By the time Jim caught up with him Blair was already at the front counter and talking animatedly to a middle aged couple who were already there. All three turned around as Jim entered and Jim felt as if he’d been hit by a two by four. “Mom,” he said, shooting a death glare at Blair. “What are you doing here?”
“Now don’t be pissed, Jim,” Blair said, moving towards him with his hands up in a conciliatory gesture. “I contacted your mother last night and asked her to meet us here.”
“I see,” Jim said tightly, repressing the urge to spin on his heel and walk out. “Can I speak to you in private for a moment, Sandburg?”
He waited till Blair joined him just outside the restaurant doors then said, “How dare you set me up like this, Sandburg. You have no right to meddle in my private life-“
“Whoa!” Blair held up his hands again. “I’m not meddling… Well, okay, yes, I am a little but can you honestly tell me that the real reason you didn’t get much sleep last night is because you were beating yourself up over the way you acted toward your Mom yesterday? Jim, the only way you’re gonna have any kind of peace over this is if you hear your Mom out at least. You know as well as I do that the reason you and your Dad are okay now is because you finally got the chance to sit down and talk things out with him after he was almost killed. Same with Steven. Now, if you can give them that opportunity I think you owe to your Mom to give her the same. “
Jim sighed. “All right, I’ll talk to her but I’m not promising it’s all gonna be happy families from now on. My Dad might have been a lousy father but at least he didn’t walk out on us twice.”
“Well, he did some other pretty crappy stuff from what you and Steven have told me though so hey, just give her this time to try to explain what was going on with her when it happened, okay?”
“Okay.” Jim walked back into the restaurant and went over to his mother. “I’m sorry, Mom. I owe you at least the time to explain.”
His mother turned glowingly happy eyes on Blair and leaned forward to kiss his cheek. “Thank you, Blair, for making this opportunity happen for me.”

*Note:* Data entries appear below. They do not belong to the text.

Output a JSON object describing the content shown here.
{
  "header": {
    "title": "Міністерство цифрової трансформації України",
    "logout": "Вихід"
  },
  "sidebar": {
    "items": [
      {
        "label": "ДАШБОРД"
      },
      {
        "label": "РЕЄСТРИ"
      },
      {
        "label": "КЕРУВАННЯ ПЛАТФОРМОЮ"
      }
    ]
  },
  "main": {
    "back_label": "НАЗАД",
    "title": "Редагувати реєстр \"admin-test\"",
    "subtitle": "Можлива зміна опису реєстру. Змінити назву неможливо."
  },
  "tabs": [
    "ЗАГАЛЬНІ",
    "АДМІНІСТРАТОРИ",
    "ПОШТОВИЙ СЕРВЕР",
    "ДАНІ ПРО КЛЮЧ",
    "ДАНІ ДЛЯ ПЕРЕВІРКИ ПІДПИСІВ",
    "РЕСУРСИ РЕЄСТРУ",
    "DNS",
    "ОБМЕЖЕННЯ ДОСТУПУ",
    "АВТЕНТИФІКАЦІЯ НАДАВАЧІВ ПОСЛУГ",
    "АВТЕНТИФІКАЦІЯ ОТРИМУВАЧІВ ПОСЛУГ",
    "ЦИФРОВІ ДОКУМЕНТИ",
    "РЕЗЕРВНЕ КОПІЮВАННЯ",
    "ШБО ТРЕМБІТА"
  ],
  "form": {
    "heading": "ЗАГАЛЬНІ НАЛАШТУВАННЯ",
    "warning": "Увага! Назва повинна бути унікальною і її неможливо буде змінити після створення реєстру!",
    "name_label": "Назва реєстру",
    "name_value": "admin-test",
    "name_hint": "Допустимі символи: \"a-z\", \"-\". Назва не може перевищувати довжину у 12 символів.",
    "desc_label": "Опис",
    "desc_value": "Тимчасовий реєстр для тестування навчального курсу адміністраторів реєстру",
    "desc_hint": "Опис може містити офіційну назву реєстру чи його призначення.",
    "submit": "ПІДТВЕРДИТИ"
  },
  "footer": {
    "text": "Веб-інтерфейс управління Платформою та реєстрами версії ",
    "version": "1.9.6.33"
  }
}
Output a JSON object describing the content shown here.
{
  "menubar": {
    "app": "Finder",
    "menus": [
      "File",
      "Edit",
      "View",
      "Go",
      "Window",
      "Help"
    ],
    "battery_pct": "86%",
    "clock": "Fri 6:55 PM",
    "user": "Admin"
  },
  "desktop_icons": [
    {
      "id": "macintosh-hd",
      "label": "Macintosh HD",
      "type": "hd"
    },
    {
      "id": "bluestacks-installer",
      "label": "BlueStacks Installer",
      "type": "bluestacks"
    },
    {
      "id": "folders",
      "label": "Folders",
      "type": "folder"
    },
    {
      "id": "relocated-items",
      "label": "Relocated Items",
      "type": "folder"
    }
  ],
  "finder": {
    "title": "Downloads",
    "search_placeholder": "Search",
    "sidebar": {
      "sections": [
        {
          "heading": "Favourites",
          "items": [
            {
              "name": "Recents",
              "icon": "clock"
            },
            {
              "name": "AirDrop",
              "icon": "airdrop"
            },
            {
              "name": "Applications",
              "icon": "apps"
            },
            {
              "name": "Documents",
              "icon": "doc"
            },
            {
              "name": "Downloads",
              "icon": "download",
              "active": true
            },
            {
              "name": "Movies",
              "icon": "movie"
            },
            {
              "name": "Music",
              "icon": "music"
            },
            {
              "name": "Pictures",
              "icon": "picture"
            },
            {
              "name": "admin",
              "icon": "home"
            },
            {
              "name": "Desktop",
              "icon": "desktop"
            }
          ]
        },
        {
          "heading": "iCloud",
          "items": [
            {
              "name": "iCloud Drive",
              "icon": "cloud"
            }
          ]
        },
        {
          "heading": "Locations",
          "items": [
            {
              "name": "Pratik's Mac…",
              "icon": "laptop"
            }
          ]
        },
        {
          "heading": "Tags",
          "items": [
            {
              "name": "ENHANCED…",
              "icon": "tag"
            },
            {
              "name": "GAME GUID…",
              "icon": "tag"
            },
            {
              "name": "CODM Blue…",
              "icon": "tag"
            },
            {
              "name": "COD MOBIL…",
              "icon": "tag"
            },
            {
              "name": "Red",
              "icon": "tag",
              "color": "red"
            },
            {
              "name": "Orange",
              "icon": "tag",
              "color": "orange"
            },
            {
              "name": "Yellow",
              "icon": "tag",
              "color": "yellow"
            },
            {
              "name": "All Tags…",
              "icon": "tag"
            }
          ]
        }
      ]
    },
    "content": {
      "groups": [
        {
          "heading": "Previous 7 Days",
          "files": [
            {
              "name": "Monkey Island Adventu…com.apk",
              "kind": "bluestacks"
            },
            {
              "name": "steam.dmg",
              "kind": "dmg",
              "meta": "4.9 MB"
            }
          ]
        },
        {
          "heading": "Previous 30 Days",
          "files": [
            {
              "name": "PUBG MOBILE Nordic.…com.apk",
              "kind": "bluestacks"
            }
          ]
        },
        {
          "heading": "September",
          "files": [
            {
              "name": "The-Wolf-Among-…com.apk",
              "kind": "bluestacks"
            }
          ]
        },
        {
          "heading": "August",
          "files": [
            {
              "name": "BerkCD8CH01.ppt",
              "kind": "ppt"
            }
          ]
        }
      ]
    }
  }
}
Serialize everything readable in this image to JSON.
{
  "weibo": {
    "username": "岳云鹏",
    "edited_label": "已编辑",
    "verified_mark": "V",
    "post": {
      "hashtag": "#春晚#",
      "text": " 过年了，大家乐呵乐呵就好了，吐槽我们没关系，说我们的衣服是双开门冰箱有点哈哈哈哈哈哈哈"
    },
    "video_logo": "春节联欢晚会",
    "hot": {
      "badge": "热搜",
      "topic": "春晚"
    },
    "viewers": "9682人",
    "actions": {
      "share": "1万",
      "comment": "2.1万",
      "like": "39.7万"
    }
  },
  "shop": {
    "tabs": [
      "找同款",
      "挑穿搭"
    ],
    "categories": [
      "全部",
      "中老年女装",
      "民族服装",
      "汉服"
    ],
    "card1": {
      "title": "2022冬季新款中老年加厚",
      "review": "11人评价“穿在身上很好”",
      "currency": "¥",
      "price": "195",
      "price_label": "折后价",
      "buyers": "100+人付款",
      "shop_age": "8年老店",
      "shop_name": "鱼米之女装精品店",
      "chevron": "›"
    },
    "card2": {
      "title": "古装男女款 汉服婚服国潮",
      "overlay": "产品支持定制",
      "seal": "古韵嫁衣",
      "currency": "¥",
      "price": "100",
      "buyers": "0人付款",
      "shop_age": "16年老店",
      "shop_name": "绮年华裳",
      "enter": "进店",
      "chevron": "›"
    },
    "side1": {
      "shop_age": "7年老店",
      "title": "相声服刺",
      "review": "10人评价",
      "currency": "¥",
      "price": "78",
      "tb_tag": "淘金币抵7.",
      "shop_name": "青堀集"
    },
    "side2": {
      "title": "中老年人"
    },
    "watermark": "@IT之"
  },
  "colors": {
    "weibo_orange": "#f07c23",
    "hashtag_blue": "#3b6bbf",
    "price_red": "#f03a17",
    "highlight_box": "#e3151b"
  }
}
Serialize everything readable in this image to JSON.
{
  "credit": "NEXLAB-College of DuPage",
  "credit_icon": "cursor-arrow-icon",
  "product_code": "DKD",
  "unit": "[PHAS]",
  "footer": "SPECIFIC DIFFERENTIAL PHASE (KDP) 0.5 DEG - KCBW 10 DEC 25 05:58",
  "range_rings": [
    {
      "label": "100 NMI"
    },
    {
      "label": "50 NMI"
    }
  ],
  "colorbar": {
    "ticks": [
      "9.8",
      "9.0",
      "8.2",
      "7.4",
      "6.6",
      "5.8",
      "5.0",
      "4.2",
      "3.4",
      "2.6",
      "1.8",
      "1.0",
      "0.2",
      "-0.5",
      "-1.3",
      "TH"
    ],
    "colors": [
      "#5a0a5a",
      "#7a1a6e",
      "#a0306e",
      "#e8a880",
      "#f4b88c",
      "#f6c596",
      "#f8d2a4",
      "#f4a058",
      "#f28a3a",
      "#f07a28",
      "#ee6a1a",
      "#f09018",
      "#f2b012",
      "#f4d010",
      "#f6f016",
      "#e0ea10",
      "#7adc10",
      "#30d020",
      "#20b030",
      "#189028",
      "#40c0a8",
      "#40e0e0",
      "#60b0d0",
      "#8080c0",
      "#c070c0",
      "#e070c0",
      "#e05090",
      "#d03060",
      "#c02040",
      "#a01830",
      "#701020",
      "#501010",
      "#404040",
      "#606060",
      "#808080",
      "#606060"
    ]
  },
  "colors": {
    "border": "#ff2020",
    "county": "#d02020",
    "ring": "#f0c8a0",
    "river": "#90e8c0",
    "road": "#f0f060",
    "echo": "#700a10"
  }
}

“No problem,” Blair said. “So, I booked two tables. One for Jim and his Mom and one for Ben and me. I thought you two might like some privacy.”
Ben laughed. “Good idea. Then if they haven’t killed each other over the course of the meal, we’ll join them for dessert? All right, Grace?”
“More than all right,” Jim’s mother said with a grin.
The concierge came over to escort them to their respective tables and Jim held back long enough to whisper, “Thanks, Chief. Again.”
“Any time, Jim,” Blair whispered back with a broad grin. “That’s what guides, and friends are for.”